5. How these BIN lists are used in practice, per the sources

The carding community materials describe methods: testing BINs quietly on low‑risk merchants, sharing “drops,” and updating lists as issuers or merchants add 3‑D Secure protections — so a BIN’s listed status can change fast [8] [5]. Guides advise “silent testing” and rotating sources; other pages sell monthly or regularly updated BIN lists claiming better reliability [8] [6].

6. Competing perspectives and stakes

From the carding sites’ perspective, publishing 410039 as non‑VBV is valuable intelligence for illicit operators and is treated as actionable [1] [7]. From a defender or banking perspective (not in the provided results), such lists are usually the symptom of fraud and prompt banks/merchants to remediate; however, the documents here contain no such remediation notices or official responses (available sources do not mention bank or payment‑network responses) [2] [3].

7. Practical takeaway for readers

If your question is whether 410039 appears in “non‑VBV” BIN lists: yes, in multiple underground lists and user‑uploaded BIN compilations 410039 is shown as a Citibank entry and is included in non‑VBV lists [1] [2]. If you seek authoritative or defensive confirmation (bank statements, payment‑network advisories, or independent fraud‑research reports), available sources do not provide that — the material here is produced by forums and vendors whose motive is to claim “working” BINs for illicit use [1] [6] [7].

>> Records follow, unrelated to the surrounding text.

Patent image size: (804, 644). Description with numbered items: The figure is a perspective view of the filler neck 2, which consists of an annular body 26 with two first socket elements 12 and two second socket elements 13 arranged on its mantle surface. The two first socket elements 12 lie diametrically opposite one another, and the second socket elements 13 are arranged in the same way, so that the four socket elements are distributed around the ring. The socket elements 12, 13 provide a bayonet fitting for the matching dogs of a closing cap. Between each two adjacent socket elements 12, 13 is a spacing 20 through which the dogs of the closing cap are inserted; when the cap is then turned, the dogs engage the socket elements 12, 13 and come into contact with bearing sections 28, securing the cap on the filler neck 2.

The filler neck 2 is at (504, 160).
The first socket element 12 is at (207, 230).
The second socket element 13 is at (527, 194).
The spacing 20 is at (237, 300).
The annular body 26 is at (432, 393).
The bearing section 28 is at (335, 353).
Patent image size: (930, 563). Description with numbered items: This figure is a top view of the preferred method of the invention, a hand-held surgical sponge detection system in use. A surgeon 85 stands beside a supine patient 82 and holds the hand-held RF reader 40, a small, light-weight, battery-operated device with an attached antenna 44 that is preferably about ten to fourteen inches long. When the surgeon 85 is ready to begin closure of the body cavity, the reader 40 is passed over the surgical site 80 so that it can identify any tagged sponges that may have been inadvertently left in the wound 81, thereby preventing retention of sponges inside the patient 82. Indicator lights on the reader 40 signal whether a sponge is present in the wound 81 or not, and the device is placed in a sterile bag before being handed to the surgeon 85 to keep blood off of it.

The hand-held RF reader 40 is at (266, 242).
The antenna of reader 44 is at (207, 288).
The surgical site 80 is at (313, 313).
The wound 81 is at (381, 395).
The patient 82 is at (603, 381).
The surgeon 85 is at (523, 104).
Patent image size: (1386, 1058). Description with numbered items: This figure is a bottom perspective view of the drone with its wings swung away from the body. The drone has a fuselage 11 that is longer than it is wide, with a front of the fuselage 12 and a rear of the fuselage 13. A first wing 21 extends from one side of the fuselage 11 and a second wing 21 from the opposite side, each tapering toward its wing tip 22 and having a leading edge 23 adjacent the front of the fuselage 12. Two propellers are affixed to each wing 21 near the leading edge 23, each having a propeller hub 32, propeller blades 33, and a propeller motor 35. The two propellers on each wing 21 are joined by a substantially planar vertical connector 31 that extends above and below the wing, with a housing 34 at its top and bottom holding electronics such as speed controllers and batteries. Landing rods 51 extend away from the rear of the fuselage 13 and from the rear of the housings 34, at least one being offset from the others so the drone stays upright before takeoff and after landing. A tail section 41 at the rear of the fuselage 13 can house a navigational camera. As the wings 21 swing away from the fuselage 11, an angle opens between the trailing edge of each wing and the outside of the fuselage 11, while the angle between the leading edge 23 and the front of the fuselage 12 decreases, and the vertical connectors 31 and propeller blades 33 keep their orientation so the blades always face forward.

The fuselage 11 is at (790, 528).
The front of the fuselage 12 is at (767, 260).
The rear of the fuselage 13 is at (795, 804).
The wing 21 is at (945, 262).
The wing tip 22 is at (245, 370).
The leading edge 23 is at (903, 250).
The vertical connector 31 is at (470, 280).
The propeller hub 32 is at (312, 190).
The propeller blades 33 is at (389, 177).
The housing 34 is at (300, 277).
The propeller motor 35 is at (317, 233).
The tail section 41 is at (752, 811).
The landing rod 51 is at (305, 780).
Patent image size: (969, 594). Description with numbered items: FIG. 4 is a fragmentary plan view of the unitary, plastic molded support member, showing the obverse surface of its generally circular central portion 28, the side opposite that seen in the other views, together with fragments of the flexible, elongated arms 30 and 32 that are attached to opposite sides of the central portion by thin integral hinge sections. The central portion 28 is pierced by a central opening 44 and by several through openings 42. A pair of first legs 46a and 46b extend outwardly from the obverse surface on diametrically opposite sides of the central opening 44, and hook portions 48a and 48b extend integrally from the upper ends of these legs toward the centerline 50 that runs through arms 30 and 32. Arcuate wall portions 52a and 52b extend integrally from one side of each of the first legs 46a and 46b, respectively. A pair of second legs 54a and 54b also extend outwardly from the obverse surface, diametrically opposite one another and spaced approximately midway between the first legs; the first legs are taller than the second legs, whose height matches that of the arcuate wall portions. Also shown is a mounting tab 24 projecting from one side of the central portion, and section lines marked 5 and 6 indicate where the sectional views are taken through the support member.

If you want, I can: 1) extract the exact snippets mentioning 410039 from the listed pages, or 2) summarize defensive best practices (from neutral sources — note: not present in the current results) that banks and merchants use to counter BIN‑based abuses.

Want to dive deeper?
Is the BIN 410039 associated with Visa, Mastercard, or another network?
How can I check if BIN 410039 supports 3D Secure / Verified by Visa (VBV)?
What risks are involved using non-VBV BINs like 410039 for online payments?
Which countries and issuing banks commonly use BIN ranges starting with 410039?
How to legally and safely validate a card's BIN (e.g., 410039) before accepting transactions?